To the surprise of many, Chief Justice John Roberts has saved the Patient Protection and Affordable Care Act (PPACA). Unsurprisingly, his reasoning in doing so was cockeyed. He rejected the Commerce Clause justification in support of the federal government’s authority to enforce participation in health care coverage (the so-called “mandate”), citing instead the government’s fallback position, that the penalty for not being covered by insurance can be considered a “tax,” and the federal government clearly has the authority to impose taxes.

Maybe this is just semantics. But here’s what’s cockeyed: Roberts writes that those who are not insured “are not currently engaged in any commercial activity involving health care …” Maybe the operative word for Roberts is “currently,” as in “at this very moment.” But it seems unlikely that every single uninsured person in this country uses no health care services or products, whether or not they pay for them; or that they will not require them at some point in the future, if only in the form of a final ambulance ride to an unsuccessful resuscitation at the hospital.

Judging from the muddled national “conversation” on the subject, it appears Roberts is not alone in not understanding health care—how it works in this country, and how it is failing its populace, whether or not one has health insurance. The uninsured are an unfair burden on the insured portion of the population, and the PPACA is a first step in fixing that problem. The problem of runaway costs remains, but “Obamacare” can be seen as a halting first step toward comprehensive health care reform that includes equitable cost containment. Those who wanted a single-payer solution, or the extension of Medicare to all, may yet live to see their preference enacted.

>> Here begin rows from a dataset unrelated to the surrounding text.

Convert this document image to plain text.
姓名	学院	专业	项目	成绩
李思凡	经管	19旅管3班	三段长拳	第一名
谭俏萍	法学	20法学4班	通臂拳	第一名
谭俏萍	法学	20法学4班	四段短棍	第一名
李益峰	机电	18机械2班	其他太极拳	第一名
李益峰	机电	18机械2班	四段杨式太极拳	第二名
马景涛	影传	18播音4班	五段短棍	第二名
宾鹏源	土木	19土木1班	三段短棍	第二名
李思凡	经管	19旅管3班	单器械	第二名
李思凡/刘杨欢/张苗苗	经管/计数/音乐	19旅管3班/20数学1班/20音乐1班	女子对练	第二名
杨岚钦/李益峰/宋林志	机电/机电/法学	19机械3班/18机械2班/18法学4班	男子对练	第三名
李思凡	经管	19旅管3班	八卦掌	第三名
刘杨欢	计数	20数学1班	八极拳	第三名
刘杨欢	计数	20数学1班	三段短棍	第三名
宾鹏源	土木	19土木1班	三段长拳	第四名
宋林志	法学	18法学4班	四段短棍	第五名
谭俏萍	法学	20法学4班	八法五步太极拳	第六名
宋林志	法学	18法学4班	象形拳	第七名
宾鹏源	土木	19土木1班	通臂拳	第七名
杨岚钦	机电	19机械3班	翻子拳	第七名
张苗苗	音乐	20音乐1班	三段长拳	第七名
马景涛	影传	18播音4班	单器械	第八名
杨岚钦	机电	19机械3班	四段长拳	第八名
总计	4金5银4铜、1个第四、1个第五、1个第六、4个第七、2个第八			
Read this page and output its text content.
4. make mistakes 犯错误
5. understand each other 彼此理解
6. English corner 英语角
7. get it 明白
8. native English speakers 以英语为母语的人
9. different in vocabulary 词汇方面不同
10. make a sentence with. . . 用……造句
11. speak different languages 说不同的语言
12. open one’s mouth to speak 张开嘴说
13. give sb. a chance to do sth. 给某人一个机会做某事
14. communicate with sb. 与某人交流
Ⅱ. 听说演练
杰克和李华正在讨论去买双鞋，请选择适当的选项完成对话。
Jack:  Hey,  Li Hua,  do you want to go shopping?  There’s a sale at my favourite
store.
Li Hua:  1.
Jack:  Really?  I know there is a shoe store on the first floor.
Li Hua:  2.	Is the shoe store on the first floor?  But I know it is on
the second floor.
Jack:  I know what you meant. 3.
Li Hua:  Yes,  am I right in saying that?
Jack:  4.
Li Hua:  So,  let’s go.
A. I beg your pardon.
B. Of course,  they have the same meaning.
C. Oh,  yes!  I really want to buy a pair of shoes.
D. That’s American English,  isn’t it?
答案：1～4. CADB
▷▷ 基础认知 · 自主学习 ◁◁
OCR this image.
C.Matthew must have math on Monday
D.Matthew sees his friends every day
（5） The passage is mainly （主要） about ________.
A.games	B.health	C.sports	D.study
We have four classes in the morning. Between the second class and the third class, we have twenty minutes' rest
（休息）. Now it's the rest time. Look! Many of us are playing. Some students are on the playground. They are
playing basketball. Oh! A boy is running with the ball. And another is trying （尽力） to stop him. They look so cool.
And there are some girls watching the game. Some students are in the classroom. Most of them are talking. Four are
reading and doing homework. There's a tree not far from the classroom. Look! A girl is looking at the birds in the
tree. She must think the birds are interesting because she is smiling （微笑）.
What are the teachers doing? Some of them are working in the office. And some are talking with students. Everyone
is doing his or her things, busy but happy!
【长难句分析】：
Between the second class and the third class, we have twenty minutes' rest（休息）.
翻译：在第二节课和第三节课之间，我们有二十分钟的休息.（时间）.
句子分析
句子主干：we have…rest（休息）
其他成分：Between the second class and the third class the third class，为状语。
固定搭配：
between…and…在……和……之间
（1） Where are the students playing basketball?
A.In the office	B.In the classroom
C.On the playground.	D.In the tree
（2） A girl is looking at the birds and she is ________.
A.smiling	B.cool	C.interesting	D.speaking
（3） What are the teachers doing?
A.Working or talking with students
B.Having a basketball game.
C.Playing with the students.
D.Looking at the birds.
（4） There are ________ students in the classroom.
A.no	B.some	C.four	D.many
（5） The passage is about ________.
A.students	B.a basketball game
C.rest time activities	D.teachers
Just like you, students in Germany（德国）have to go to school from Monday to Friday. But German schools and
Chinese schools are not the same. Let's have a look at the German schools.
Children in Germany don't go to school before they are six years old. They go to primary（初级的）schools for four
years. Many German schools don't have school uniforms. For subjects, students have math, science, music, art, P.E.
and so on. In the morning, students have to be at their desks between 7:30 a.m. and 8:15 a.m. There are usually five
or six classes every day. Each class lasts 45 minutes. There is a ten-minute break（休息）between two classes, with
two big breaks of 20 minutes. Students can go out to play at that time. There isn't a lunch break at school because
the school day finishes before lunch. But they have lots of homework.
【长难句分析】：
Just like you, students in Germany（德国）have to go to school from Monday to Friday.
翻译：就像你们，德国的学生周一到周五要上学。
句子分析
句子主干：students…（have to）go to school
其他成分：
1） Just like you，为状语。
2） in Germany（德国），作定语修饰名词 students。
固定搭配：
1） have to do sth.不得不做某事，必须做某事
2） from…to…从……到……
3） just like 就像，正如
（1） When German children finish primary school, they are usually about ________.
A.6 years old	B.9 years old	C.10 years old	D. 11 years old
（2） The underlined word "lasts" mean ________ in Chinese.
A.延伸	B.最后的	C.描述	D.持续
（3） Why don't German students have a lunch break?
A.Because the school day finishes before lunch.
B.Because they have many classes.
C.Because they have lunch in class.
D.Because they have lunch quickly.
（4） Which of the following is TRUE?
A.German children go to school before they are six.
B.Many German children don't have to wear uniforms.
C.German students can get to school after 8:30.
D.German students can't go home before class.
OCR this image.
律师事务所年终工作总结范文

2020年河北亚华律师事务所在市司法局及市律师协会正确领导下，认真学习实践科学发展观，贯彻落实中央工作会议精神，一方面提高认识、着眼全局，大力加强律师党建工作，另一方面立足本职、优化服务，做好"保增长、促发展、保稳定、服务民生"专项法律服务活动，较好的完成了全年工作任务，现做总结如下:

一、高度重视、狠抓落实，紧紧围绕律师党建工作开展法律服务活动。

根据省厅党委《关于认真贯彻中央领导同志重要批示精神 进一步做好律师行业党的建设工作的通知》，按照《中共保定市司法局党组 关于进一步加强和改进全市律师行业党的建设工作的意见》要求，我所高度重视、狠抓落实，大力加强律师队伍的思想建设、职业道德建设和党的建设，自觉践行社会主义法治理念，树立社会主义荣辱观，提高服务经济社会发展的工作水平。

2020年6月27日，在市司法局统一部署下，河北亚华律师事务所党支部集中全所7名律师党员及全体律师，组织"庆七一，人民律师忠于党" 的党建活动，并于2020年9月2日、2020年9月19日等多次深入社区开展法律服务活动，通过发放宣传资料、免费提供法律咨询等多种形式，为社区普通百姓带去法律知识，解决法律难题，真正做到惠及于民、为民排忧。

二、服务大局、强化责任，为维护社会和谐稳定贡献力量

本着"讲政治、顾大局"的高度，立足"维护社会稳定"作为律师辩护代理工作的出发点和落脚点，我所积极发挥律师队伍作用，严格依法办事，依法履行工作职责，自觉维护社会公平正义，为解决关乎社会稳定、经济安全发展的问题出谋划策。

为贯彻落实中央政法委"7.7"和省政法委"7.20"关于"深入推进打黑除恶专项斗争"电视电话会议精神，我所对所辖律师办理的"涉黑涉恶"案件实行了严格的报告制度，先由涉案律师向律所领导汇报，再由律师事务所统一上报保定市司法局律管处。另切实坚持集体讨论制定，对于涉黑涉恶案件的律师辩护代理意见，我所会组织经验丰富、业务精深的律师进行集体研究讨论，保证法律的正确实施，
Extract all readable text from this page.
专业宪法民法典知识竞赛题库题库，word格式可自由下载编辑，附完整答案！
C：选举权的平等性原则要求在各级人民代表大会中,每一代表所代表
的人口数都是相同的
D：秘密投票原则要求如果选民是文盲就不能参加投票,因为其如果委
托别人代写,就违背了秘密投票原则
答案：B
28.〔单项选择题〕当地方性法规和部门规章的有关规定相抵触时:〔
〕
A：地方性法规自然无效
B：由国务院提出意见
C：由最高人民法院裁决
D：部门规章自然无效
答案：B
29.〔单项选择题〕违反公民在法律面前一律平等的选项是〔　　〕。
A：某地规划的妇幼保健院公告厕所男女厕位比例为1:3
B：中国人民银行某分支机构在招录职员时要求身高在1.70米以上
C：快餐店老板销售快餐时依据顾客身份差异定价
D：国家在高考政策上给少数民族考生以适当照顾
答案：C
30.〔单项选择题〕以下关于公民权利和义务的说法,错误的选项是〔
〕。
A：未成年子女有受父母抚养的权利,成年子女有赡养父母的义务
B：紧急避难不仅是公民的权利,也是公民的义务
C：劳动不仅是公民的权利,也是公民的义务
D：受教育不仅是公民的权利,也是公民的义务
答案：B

Thankfully, whatever his reasoning, Roberts upheld the product of years of painful Congressional labor, imperfect as it is. The irony is that the bone of contention—the individual “mandate” to purchase insurance—was a Republican idea. The GOP only turned against it when Obama adopted it and the PPACA showed a chance of passing. Roberts will catch hell from the right, but it will be painful only if rank hypocrisy has the power to sting.